O crime teve enorme repercussão e levou a uma grande mobilização organizada por entidades como o SJSP, à época presidido por Audálio Dantas. No dia 31 de outubro, um ato inter-religioso na Catedral da Sé em memória de Herzog, tendo à frente Dom Paulo Evaristo Arns, o pastor Jaime Wright e o rabino Henry Sobel, reuniu milhares de pessoas e se transformou num marco da luta contra a Ditadura Militar.
Em janeiro de 1976, o SJSP encaminhou à Justiça Militar o manifesto “Em nome da verdade”, subscrito por 1.004 jornalistas. Foi a primeira vez que a versão oficial do suicídio foi contestada e exigiu-se a completa elucidação dos fatos.
O manifesto de 1976 foi lembrado numa atividade realizada no último mês de junho no auditório da sede do SJSP, no Centro de São Paulo, que leva o nome de Vladimir Herzog. Participaram do encontro jornalistas que assinaram o documento na época.
Ao longo deste ano, outras atividades promovidas pelo sindicato, em parceria com entidades jornalísticas e o Instituto Vladimir Herzog (IVH), vão lembrar a data. “É preciso colocar o devido peso nesta história, porque infelizmente o que aconteceu há 50 anos de certa forma se repete hoje com tentativas de cerceamento do trabalho jornalístico e com ameaças e agressões a jornalistas que realizam o seu trabalho, havendo inclusive assassinatos. É importante lutar para que a nossa profissão seja exercida sempre com dignidade, com segurança, com condições de trabalho”, afirma Thiago Tanji.
“No caso da luta permanente por democracia e por direitos humanos, defendemos que os golpistas e criminosos do passado e do presente que apoiam e apoiaram ditaduras sejam devidamente punidos”, prossegue.
Responsáveis pelo crime seguem impunes
No dia 26 de junho, a Advocacia-Geral da União (AGU) e a família Herzog realizaram uma cerimônia para celebrar a assinatura de um acordo judicial que reconhece oficialmente o jornalista como anistiado político post-mortem e assegura reparação pelos danos causados pela sua prisão, tortura e assassinato.
O acordo prevê o pagamento de indenizações e a manutenção da reparação mensal já recebida por Clarice Herzog. O reconhecimento tem como base a Constituição Federal, a lei 10.559/2002 (que regulamenta o regime dos anistiados políticos) e a sentença da Corte Interamericana de Direitos Humanos, que em 2018 condenou o Estado brasileiro por não ter investigado nem responsabilizado os envolvidos no crime.
A ausência de julgamento e responsabilização dos torturadores e assassinos do jornalista faz com que seja necessário “continuar batalhando por justiça”, afirma o presidente do SJSP.
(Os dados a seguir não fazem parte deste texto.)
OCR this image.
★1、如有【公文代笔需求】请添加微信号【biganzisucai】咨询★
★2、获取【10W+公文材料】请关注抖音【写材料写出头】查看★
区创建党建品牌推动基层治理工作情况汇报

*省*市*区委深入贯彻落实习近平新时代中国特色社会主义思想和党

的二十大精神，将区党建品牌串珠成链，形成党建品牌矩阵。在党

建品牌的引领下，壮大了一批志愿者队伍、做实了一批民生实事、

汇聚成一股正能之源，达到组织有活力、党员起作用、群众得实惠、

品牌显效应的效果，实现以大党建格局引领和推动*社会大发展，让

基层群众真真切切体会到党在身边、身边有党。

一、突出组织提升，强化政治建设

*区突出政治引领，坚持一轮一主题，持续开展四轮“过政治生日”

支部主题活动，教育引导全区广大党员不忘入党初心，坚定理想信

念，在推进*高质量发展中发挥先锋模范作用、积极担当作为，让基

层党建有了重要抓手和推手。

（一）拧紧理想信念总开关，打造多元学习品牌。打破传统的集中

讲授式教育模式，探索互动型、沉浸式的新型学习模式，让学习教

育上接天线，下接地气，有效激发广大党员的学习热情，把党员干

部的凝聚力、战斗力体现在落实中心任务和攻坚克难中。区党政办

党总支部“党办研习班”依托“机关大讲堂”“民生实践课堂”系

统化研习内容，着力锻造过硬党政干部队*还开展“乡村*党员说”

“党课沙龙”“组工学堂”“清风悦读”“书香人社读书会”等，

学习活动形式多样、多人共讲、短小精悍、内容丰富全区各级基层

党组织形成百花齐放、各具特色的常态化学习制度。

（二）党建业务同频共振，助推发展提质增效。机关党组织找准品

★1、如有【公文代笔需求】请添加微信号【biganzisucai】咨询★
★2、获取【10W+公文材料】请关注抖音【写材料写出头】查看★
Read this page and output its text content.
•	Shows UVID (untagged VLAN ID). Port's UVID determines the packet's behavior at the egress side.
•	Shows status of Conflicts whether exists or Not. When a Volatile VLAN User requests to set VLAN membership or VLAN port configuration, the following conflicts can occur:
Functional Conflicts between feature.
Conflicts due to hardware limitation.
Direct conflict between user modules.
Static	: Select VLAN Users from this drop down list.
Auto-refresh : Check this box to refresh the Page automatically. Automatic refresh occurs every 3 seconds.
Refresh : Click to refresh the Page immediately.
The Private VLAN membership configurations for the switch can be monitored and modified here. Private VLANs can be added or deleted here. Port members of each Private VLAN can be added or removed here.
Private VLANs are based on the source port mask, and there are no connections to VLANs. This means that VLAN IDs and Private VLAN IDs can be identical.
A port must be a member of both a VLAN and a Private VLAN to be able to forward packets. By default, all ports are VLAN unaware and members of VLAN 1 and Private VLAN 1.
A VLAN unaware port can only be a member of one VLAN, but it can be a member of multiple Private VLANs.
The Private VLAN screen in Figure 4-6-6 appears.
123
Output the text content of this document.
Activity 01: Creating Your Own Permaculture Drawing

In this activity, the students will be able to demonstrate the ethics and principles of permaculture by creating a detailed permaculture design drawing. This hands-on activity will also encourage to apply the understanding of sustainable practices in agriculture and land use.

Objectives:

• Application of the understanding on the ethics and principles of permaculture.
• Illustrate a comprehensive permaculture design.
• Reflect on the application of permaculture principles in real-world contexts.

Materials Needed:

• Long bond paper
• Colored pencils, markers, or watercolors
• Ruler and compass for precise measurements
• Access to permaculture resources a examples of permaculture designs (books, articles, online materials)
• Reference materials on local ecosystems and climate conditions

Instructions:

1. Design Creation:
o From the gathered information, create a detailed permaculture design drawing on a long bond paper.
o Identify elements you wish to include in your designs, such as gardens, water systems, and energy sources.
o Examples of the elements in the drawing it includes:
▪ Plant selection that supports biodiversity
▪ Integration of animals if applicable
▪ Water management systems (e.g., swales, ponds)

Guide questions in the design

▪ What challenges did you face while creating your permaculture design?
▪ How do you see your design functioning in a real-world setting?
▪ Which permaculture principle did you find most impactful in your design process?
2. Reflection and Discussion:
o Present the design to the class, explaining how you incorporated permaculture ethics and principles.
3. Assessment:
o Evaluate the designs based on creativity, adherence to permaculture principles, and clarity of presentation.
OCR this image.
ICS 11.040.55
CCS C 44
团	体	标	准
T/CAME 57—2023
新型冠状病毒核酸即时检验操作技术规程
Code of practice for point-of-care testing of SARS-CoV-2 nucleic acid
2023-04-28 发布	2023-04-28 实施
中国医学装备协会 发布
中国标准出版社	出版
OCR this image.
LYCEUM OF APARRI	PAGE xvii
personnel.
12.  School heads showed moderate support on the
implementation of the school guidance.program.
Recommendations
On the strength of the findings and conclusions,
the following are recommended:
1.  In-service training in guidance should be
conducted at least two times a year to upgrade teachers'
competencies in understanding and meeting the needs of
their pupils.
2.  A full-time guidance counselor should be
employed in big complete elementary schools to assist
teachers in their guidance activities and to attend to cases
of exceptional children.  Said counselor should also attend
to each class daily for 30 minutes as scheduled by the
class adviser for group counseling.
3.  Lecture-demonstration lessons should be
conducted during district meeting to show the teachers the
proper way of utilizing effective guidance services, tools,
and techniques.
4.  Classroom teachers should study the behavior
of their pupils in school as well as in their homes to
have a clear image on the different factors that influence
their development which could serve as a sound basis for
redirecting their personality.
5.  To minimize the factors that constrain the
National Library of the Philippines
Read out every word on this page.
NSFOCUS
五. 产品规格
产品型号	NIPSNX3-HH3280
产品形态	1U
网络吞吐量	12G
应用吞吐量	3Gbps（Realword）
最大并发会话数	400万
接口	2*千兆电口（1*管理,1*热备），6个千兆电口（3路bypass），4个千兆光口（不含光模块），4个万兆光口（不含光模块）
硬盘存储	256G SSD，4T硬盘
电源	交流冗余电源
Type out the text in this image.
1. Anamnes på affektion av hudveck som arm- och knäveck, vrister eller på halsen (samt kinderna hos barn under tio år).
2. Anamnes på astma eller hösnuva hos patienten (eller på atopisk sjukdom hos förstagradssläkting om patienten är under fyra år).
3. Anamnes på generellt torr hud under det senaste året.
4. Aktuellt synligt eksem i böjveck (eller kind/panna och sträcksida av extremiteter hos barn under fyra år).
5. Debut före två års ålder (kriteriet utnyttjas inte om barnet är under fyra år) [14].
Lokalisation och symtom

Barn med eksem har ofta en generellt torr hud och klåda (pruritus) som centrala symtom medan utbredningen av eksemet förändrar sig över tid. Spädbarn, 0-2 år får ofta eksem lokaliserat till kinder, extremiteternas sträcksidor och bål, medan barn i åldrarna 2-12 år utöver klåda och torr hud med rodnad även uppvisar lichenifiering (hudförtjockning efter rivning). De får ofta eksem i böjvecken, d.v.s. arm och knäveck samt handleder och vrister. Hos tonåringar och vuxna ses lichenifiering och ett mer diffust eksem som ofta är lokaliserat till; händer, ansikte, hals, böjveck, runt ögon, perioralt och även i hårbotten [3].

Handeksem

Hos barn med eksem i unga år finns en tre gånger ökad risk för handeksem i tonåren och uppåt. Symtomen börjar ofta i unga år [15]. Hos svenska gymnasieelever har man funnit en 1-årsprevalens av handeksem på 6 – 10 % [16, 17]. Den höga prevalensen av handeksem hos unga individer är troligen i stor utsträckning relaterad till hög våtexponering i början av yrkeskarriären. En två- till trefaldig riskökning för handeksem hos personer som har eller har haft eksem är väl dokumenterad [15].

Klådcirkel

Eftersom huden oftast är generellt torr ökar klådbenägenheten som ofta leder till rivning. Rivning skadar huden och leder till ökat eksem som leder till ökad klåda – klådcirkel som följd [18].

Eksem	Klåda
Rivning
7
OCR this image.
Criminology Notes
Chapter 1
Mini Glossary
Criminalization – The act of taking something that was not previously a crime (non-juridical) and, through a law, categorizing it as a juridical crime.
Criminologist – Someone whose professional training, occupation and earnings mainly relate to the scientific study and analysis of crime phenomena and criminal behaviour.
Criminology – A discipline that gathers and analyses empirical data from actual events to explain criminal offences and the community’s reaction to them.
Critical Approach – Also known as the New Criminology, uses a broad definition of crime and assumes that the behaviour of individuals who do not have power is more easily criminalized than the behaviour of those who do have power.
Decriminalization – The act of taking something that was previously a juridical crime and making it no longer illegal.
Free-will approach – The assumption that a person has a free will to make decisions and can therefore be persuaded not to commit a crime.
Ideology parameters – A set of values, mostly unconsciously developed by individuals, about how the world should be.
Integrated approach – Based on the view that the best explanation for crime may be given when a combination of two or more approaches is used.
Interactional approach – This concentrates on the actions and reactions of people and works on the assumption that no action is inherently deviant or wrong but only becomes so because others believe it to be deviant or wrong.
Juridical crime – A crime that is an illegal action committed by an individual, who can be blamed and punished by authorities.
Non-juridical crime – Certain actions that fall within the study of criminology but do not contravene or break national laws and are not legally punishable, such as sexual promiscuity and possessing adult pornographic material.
Também em junho foi promulgada em São Paulo a lei 18.265, que transforma o 25 de outubro em Dia Municipal da Democracia, “em homenagem a Vladimir Herzog e em reconhecimento à sua luta em prol da democracia e dos direitos humanos”. O projeto que deu origem à lei é de autoria da vereadora Luna Zarattini (PT) e integra uma campanha lançada em 2023 pelo IVH para que a data se transforme no Dia Nacional da Democracia.
A fundação da Associação de Docentes da USP, a Adusp, insere-se igualmente no contexto das mobilizações da sociedade civil em resposta ao assassinato de Herzog pelo Exército. A Adusp surgiu em outubro de 1976 em substituição à Associação dos Auxiliares de Ensino, criada em 1956 para defender os interesses dos professores não catedráticos.
“Em 1975, a morte de Vladimir Herzog, jornalista e professor da USP, nas dependências do DOI-CODI, provocou, pela primeira vez após 1968, um amplo protesto contra a repressão, contra as arbitrariedades policiais e contra as medidas de exceção impostas pelo governo militar”, diz o site da entidade. “Na USP, os professores sentiram a imperiosa necessidade da criação de uma entidade que os representasse, que promovesse a integração docente e que encaminhasse as reivindicações da categoria — e nesse contexto foi criada a Adusp”.